Precisely what this risk is, is of course still uncertain. Patients in this study were informed of perioperative COVID mortality of up to 20%, based on the evidence reporting the highest mortality rates.3, 17 A study of arthroplasty cases performed during the peak of the outbreak in Northern Italy demonstrated a 1.2% mortality rate after patients contracted COVID-19 during rehabilitation.18 Clearly while the situation is evolving, and the literature remains in its infancy, healthcare systems are advised to proceed with caution.

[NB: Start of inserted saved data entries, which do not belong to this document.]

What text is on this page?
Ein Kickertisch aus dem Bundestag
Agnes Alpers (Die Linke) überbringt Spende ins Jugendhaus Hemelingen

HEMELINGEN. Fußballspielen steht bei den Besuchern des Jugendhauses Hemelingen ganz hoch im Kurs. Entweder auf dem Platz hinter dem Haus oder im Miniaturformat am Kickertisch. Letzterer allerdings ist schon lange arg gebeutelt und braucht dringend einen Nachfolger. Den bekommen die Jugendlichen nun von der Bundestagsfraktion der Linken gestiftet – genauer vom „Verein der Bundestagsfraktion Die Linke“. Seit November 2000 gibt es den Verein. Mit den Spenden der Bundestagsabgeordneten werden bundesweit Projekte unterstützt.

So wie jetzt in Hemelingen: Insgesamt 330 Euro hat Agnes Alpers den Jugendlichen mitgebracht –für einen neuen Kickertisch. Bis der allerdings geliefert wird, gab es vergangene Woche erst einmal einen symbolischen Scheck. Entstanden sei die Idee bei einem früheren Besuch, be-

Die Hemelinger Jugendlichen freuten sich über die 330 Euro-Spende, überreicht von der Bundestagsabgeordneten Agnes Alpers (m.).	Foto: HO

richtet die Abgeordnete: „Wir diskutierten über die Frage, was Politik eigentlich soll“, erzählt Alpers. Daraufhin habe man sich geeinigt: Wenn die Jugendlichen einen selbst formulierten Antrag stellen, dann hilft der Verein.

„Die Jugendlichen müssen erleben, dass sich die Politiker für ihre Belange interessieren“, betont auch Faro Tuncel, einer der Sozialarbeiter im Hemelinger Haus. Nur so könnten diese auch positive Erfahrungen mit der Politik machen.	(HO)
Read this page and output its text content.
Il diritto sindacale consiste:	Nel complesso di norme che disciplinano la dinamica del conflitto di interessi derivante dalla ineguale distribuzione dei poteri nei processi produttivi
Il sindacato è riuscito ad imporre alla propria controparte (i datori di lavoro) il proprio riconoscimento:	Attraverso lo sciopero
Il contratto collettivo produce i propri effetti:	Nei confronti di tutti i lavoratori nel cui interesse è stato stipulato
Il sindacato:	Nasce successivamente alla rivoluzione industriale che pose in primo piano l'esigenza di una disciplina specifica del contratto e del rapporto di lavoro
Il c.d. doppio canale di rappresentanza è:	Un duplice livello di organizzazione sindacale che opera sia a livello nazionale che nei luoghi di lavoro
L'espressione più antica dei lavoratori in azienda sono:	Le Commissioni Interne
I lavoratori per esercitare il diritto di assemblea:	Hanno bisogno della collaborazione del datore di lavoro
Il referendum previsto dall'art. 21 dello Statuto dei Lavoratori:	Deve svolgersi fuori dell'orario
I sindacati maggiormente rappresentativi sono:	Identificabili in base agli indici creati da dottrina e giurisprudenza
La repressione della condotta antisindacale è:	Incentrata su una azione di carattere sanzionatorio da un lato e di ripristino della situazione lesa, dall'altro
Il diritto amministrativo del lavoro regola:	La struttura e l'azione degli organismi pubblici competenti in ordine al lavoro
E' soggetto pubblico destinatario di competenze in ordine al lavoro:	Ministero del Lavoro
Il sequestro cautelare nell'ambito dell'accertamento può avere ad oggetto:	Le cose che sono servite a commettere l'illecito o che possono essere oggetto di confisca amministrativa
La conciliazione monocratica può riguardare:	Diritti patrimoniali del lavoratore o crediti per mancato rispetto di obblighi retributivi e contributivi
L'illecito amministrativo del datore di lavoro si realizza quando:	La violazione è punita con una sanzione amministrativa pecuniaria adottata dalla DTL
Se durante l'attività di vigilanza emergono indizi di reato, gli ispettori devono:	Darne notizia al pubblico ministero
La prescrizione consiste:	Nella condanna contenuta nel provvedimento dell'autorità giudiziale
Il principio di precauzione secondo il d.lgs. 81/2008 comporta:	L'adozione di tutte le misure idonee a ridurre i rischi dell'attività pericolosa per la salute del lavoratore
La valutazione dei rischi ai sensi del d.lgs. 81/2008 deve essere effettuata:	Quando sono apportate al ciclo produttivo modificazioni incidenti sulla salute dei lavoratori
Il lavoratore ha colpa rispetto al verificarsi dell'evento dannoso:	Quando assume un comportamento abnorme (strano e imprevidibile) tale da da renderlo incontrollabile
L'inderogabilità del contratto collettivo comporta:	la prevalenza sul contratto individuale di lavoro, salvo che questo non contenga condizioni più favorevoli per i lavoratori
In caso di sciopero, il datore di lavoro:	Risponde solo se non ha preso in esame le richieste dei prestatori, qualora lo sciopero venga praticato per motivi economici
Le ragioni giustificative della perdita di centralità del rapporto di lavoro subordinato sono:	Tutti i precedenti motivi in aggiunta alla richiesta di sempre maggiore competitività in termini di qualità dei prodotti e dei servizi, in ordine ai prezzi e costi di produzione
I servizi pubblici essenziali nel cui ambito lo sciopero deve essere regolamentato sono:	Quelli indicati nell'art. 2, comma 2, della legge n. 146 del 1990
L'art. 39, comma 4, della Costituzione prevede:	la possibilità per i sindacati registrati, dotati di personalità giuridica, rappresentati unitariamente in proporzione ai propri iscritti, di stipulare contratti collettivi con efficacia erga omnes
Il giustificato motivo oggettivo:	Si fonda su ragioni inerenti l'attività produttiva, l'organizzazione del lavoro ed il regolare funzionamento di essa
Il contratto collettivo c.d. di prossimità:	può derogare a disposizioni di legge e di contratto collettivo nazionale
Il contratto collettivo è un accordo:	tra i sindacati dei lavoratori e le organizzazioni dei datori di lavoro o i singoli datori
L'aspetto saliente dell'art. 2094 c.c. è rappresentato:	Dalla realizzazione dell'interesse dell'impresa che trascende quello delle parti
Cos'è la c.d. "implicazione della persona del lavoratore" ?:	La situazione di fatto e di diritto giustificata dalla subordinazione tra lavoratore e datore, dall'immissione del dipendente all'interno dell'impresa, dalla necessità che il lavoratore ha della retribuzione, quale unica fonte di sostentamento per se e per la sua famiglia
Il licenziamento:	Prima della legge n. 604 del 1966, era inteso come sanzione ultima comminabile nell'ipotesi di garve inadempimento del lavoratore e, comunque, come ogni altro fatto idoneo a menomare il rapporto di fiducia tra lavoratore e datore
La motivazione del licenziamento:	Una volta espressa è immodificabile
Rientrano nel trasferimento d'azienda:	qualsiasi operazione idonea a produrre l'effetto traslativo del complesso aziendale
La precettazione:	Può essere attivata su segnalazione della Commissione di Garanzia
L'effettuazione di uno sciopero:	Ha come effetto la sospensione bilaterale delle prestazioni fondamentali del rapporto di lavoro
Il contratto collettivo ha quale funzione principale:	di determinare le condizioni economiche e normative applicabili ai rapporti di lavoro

This study has several limitations. Perhaps most importantly, observation bias relating to patient's decisions. Being called by a member of the surgical team may have inadvertently pressured the patient into making a decision on their treatment. Patients may have perceived the default option to be proceeding with their planned surgery. Reverting to default is a recognised pattern of behaviour among patients that could affect this study's outcomes.19 Despite reassurances, patients may have been worried that postponing their surgery could mean not getting it at all. This is particularly relevant given the building media attention on lengthy post-COVID waiting lists.20 The study is limited to a district general hospital in London, where new cases and transmission of COVID-19 are at present among the lowest in the country. The outcomes therefore may not be directly transferable to other parts of the globe. The NRS, derived from the visual analogue scale, is a well-recognised tool, but such scores are limited to pain severity, do not assess function and are prone to bias.21, 22 Notably, the mean NRS scores among patients awaiting primary THR and primary TKR were similar, despite the difference in willingness for surgery. This highlights the limitations of the NRS as a functional scoring tool, but also that it cannot always be used to compare different ‘types’ or sites of pain.
Further research should primarily focus on the perioperative risks of a COVID-19 infection and its long-term sequalae, particularly in major joint arthroplasty. With resurgences and second waves, and in the absence of a widely available vaccine, this will allow surgeons and patients to make informed decisions in an uncertain landscape. As extensive backlog on arthroplasty waiting lists may continue, further study into the effect of delay on patients’ quality of life, mental health and on surgical outcomes will ensure that treating the continuing epidemic of degenerative joint disease remains at the forefront of planning for healthcare systems.
Conclusions
The majority of patients awaiting hip and knee arthroplasty are keen to proceed with surgery as soon as possible in the current peri-COVID-19 climate. Patients awaiting primary THR may be more willing than those needing primary TKR to undertake perceived greater risks from surgery in the hope of a better quality of life. This pilot study opens the door for further research into COVID-19 risk surrounding arthroplasty, the effect of delays on patients and on their willingness to have surgery.